Son amie baissa les yeux, qui s'inondèrent de larmes, et murmura :
« Il est mort Hayley...
- Quoi ? C'est impossible. Il est mort comment et quand ? Pourquoi je n'ai pas été prévenu ?
- Il a été tué par un loup garou solitaire, un Oméga il y a une semaine... On a essayé de t'appeler mais tu étais injoignable. Où étais-tu d'ailleurs ? » Lui demanda-t-elle l'air interrogateur, Hayley réussit alors un dire entre deux reniflements :
« Tu te souviens de Tyler ?
- L'hybride qui était venu nous demander de l'aide pour rompre son lien ?
- Oui j'ai été le revoir. »
Lorsque brusquement...
« Aurais-je entendu le mot « hybride » ? demanda une voix grave et puissante qui fit froid dans le dos d'Hayley.
Elle se retourna vers l'endroit d'où provenait cette voix et vit un homme d'une cinquantaine d'années.
Il était assez grand et musclé, ses cheveux étaient d'un noir de jais et ses yeux étaient d'un bleu profond. Il se dégageait de lui une telle force, une telle puissance et un tel charisme qu'on était obligé de se sentir intimidé.
Il s'approcha lentement des deux filles et arrivé à leur niveau il déclara, l'air outré, un sourire moqueur s'inscrivit sur son visage :
« Quelle maladroit je suis ! Je ne me suis pas encore présenté, quelle honte... Je suis Peter.
- D'accord et vous êtes ? »Demanda-Hayley froidement.
Il la dévisagea de haut en bas et elle sut qu'elle allait regretter cette remarque lorsqu'elle vit les pupilles de l'homme briller d'un soudain éclat doré, son visage se crispa tendu par la colère.
« Il me semble m'être déjà préalablement présenté. Mais je présume que tu me demandais mon rang ? N'est ce pas ? » Dit-il énervé.
« Je suis un Oméga qui a tué votre alpha et donc dorénavant je suis votre nouvel alpha. » Prononça-t-il solennellement.
Un sinistre silence se répandit… Seuls les bruits des feuilles des arbres se firent entendre.
Les yeux d'Hayley s'écarquillèrent sous la stupeur. Il était assez musclé c'est vrai mais pas assez pour pouvoir vaincre Marc qui avait toujours été plus fort que n'importe quels loups et que n'importe quels Alphas qui se mesuraient à lui et de plus elle releva sa façon de s'être emporté si vite pour une petite remarque. Les loups avaient ce don là mais pas non plus à ce point là.
En fait, les règles chez les loups étaient claires. Quand deux alphas se battaient pour la même meute c'était une bagarre qui continuait jusqu'à la mort de l'un des deux.

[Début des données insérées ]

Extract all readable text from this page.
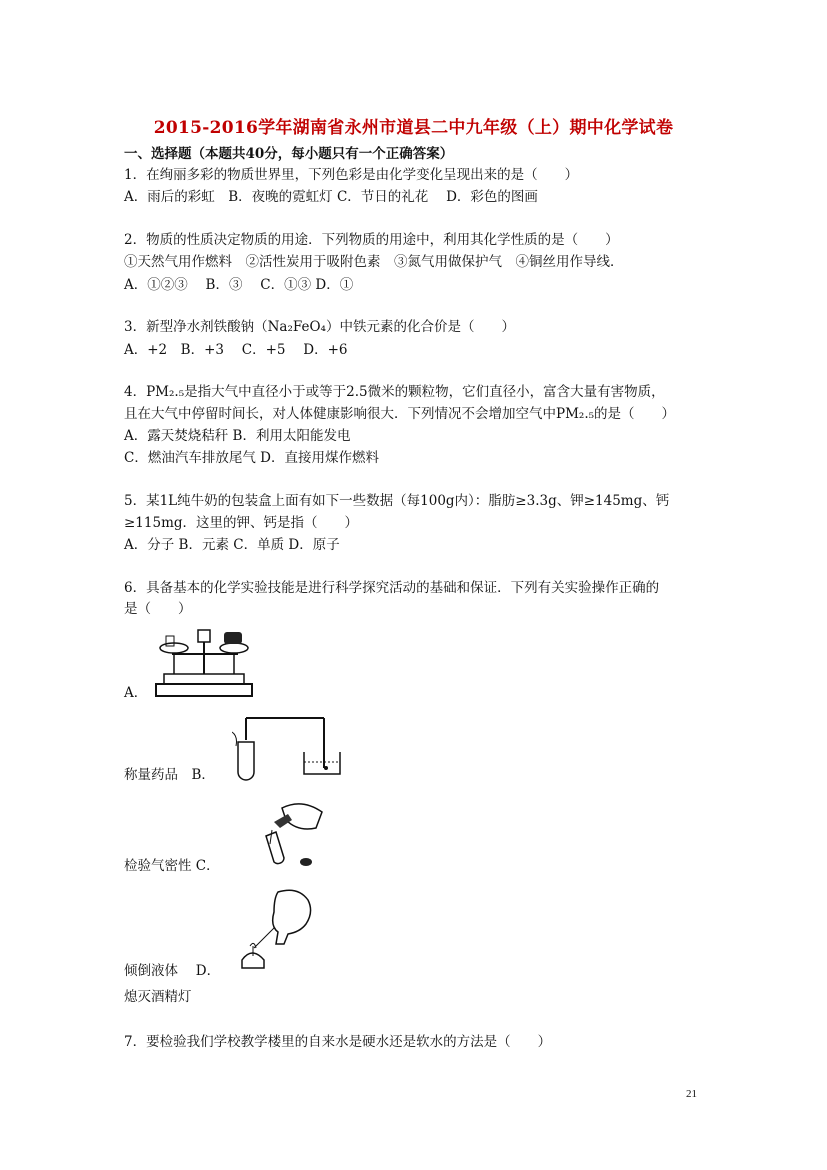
2015-2016学年湖南省永州市道县二中九年级（上）期中化学试卷
一、选择题（本题共40分，每小题只有一个正确答案）
1．在绚丽多彩的物质世界里，下列色彩是由化学变化呈现出来的是（　　）
A．雨后的彩虹　B．夜晚的霓虹灯 C．节日的礼花　 D．彩色的图画
2．物质的性质决定物质的用途．下列物质的用途中，利用其化学性质的是（　　）
①天然气用作燃料　②活性炭用于吸附色素　③氮气用做保护气　④铜丝用作导线．
A．①②③　 B．③　 C．①③ D．①
3．新型净水剂铁酸钠（Na₂FeO₄）中铁元素的化合价是（　　）
A．+2　B．+3　 C．+5　 D．+6
4．PM₂.₅是指大气中直径小于或等于2.5微米的颗粒物，它们直径小，富含大量有害物质，
且在大气中停留时间长，对人体健康影响很大．下列情况不会增加空气中PM₂.₅的是（　　）
A．露天焚烧秸秆 B．利用太阳能发电
C．燃油汽车排放尾气 D．直接用煤作燃料
5．某1L纯牛奶的包装盒上面有如下一些数据（每100g内）：脂肪≥3.3g、钾≥145mg、钙
≥115mg．这里的钾、钙是指（　　）
A．分子 B．元素 C．单质 D．原子
6．具备基本的化学实验技能是进行科学探究活动的基础和保证．下列有关实验操作正确的
是（　　）
A．
称量药品　B．
检验气密性 C．
倾倒液体　 D．
熄灭酒精灯
7．要检验我们学校教学楼里的自来水是硬水还是软水的方法是（　　）
21
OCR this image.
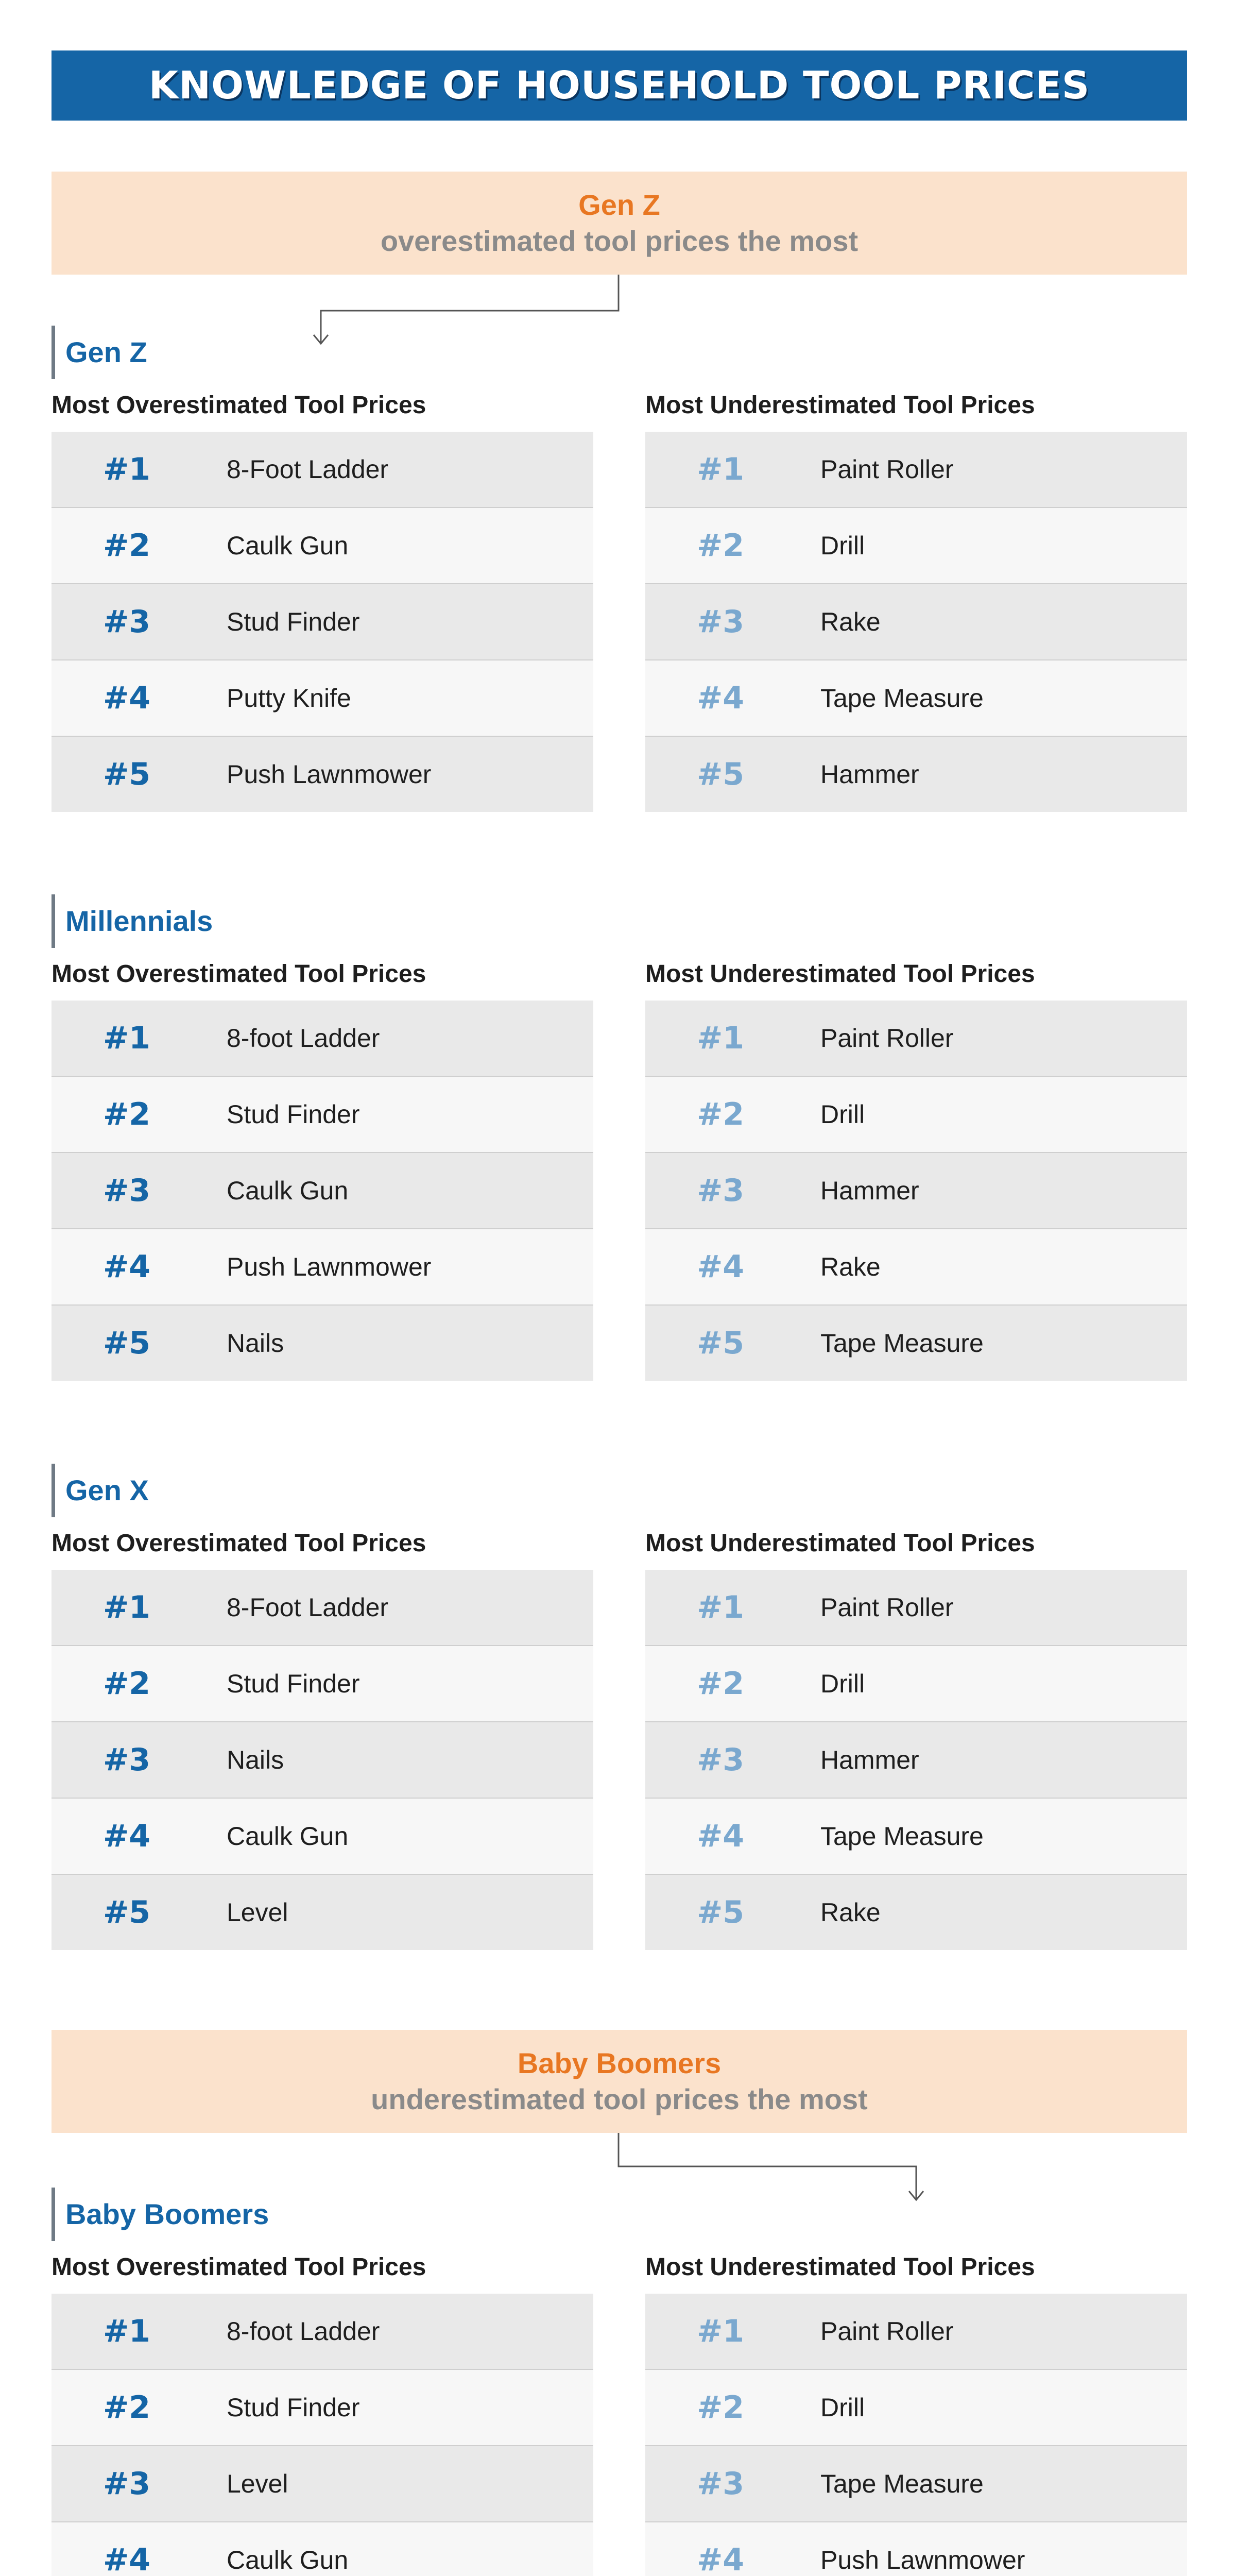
KNOWLEDGE OF HOUSEHOLD TOOL PRICES
Gen Z
overestimated tool prices the most
Gen Z
Most Overestimated Tool Prices	Most Underestimated Tool Prices
#1	8-Foot Ladder
#2	Caulk Gun
#3	Stud Finder
#4	Putty Knife
#5	Push Lawnmower
#1	Paint Roller
#2	Drill
#3	Rake
#4	Tape Measure
#5	Hammer
Millennials
Most Overestimated Tool Prices	Most Underestimated Tool Prices
#1	8-foot Ladder
#2	Stud Finder
#3	Caulk Gun
#4	Push Lawnmower
#5	Nails
#1	Paint Roller
#2	Drill
#3	Hammer
#4	Rake
#5	Tape Measure
Gen X
Most Overestimated Tool Prices	Most Underestimated Tool Prices
#1	8-Foot Ladder
#2	Stud Finder
#3	Nails
#4	Caulk Gun
#5	Level
#1	Paint Roller
#2	Drill
#3	Hammer
#4	Tape Measure
#5	Rake
Baby Boomers
underestimated tool prices the most
Baby Boomers
Most Overestimated Tool Prices	Most Underestimated Tool Prices
#1	8-foot Ladder
#2	Stud Finder
#3	Level
#4	Caulk Gun
#1	Paint Roller
#2	Drill
#3	Tape Measure
#4	Push Lawnmower
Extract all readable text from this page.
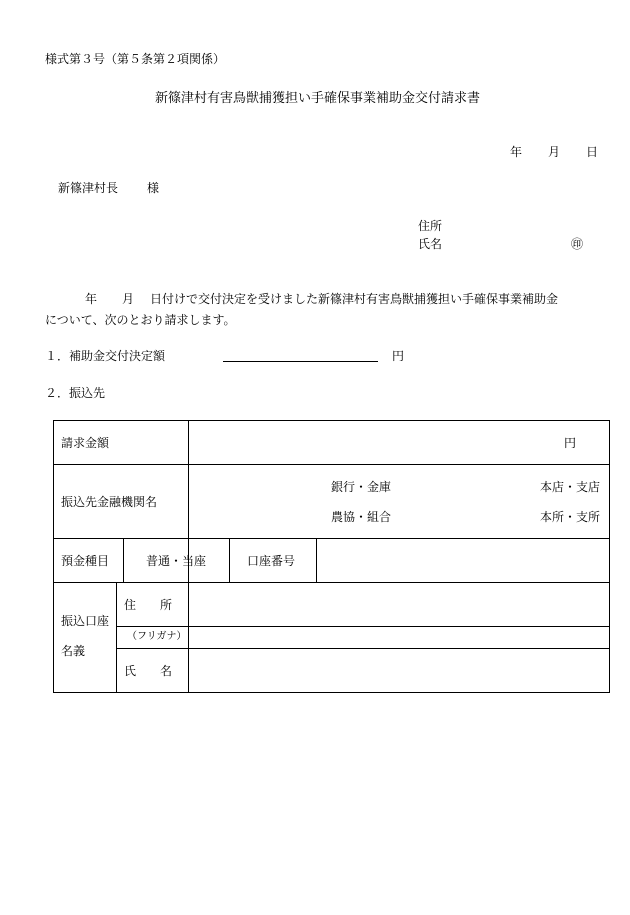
様式第３号（第５条第２項関係）
新篠津村有害鳥獣捕獲担い手確保事業補助金交付請求書
年 月 日
新篠津村長 様
住所
氏名	㊞
年 月 日付けで交付決定を受けました新篠津村有害鳥獣捕獲担い手確保事業補助金
について、次のとおり請求します。
１．補助金交付決定額	円
２．振込先
請求金額		円	

振込先金融機関名		銀行・金庫 本店・支店
農協・組合 本所・支所	

預金種目 普通・当座		口座番号	

振込口座
名義	住　　所		

	（フリガナ）		

	氏　　名		
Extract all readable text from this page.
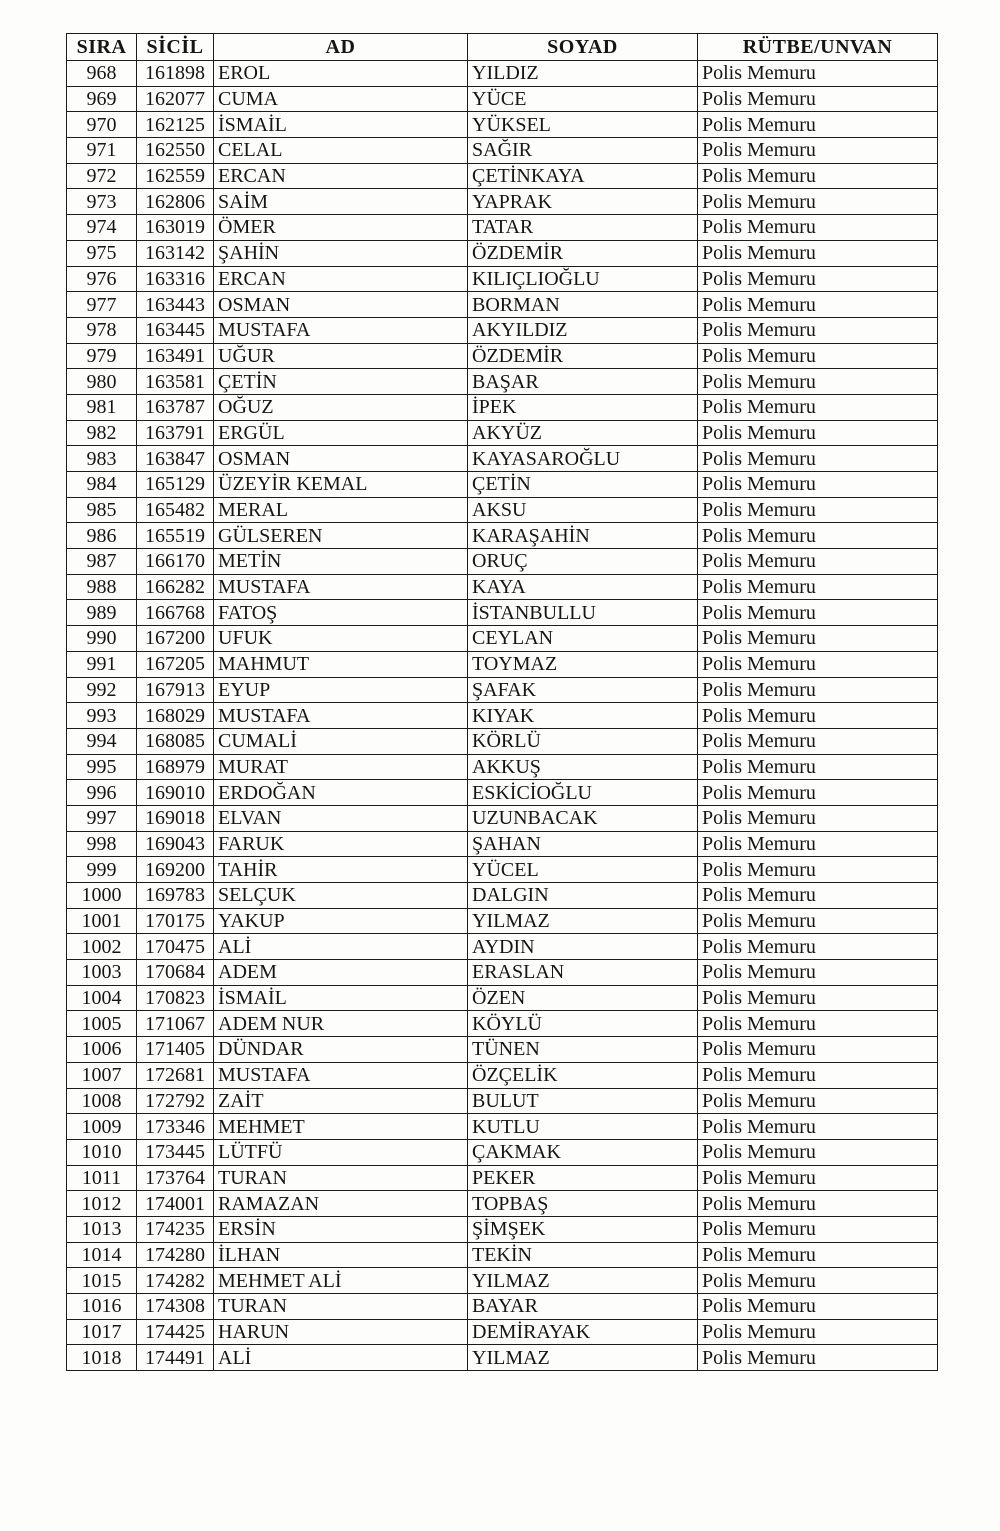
SIRA	SİCİL	AD	SOYAD	RÜTBE/UNVAN
968	161898	EROL	YILDIZ	Polis Memuru
969	162077	CUMA	YÜCE	Polis Memuru
970	162125	İSMAİL	YÜKSEL	Polis Memuru
971	162550	CELAL	SAĞIR	Polis Memuru
972	162559	ERCAN	ÇETİNKAYA	Polis Memuru
973	162806	SAİM	YAPRAK	Polis Memuru
974	163019	ÖMER	TATAR	Polis Memuru
975	163142	ŞAHİN	ÖZDEMİR	Polis Memuru
976	163316	ERCAN	KILIÇLIOĞLU	Polis Memuru
977	163443	OSMAN	BORMAN	Polis Memuru
978	163445	MUSTAFA	AKYILDIZ	Polis Memuru
979	163491	UĞUR	ÖZDEMİR	Polis Memuru
980	163581	ÇETİN	BAŞAR	Polis Memuru
981	163787	OĞUZ	İPEK	Polis Memuru
982	163791	ERGÜL	AKYÜZ	Polis Memuru
983	163847	OSMAN	KAYASAROĞLU	Polis Memuru
984	165129	ÜZEYİR KEMAL	ÇETİN	Polis Memuru
985	165482	MERAL	AKSU	Polis Memuru
986	165519	GÜLSEREN	KARAŞAHİN	Polis Memuru
987	166170	METİN	ORUÇ	Polis Memuru
988	166282	MUSTAFA	KAYA	Polis Memuru
989	166768	FATOŞ	İSTANBULLU	Polis Memuru
990	167200	UFUK	CEYLAN	Polis Memuru
991	167205	MAHMUT	TOYMAZ	Polis Memuru
992	167913	EYUP	ŞAFAK	Polis Memuru
993	168029	MUSTAFA	KIYAK	Polis Memuru
994	168085	CUMALİ	KÖRLÜ	Polis Memuru
995	168979	MURAT	AKKUŞ	Polis Memuru
996	169010	ERDOĞAN	ESKİCİOĞLU	Polis Memuru
997	169018	ELVAN	UZUNBACAK	Polis Memuru
998	169043	FARUK	ŞAHAN	Polis Memuru
999	169200	TAHİR	YÜCEL	Polis Memuru
1000	169783	SELÇUK	DALGIN	Polis Memuru
1001	170175	YAKUP	YILMAZ	Polis Memuru
1002	170475	ALİ	AYDIN	Polis Memuru
1003	170684	ADEM	ERASLAN	Polis Memuru
1004	170823	İSMAİL	ÖZEN	Polis Memuru
1005	171067	ADEM NUR	KÖYLÜ	Polis Memuru
1006	171405	DÜNDAR	TÜNEN	Polis Memuru
1007	172681	MUSTAFA	ÖZÇELİK	Polis Memuru
1008	172792	ZAİT	BULUT	Polis Memuru
1009	173346	MEHMET	KUTLU	Polis Memuru
1010	173445	LÜTFÜ	ÇAKMAK	Polis Memuru
1011	173764	TURAN	PEKER	Polis Memuru
1012	174001	RAMAZAN	TOPBAŞ	Polis Memuru
1013	174235	ERSİN	ŞİMŞEK	Polis Memuru
1014	174280	İLHAN	TEKİN	Polis Memuru
1015	174282	MEHMET ALİ	YILMAZ	Polis Memuru
1016	174308	TURAN	BAYAR	Polis Memuru
1017	174425	HARUN	DEMİRAYAK	Polis Memuru
1018	174491	ALİ	YILMAZ	Polis Memuru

Le plus fort, celui qui restait en vie, est donc nommé Alpha. A chaque fois que Marc avait dû affronter un autre chef de meute il avait gagné. Hayley ne comprenait toujours pas comment il avait pu perdre.
Peter regarda Hayley et lui dit d'un ton autoritaire :
« Donc maintenant tu vas me parler de cet hybride. Je suis intrigué. »
Hayley avait dû mal à se remettre de la perte de Marc mais elle n'avait pas le choix, elle commença alors ses explications.
« Ce n'est pas compliqué, c'est un loup garou qui a été transformé en vampire.
- C'est impossible ! répliqua Peter stupéfait.
« Je le pensais aussi mais en fait non. » Reprit-Hayley, « il suffit que le loup garou meurt avec du sang de l'hybride original dans son organisme et qu'il achève sa transformation en buvant le sang d'un double et il devient un hybride c'est à dire mi-vampire et mi-loup garou ».
La mâchoire de Peter s'ouvra et se crispa dans le même temps…
« De… tu as dit de l'hybride original ?
- Oui. Un psychopathe nommé Klaus Mikaelson. Il fait parti de la plus vieille famille de vampires. »
Et là ! Les yeux de Peter brillèrent d'excitation mais aussi d'incompréhension et on l'entendit murmurer :
« C'est impossible... »
Puis il s'en alla et retourna vers sa tente qui se trouvait un peu plus loin dans la forêt, laissant les deux louves toutes seules.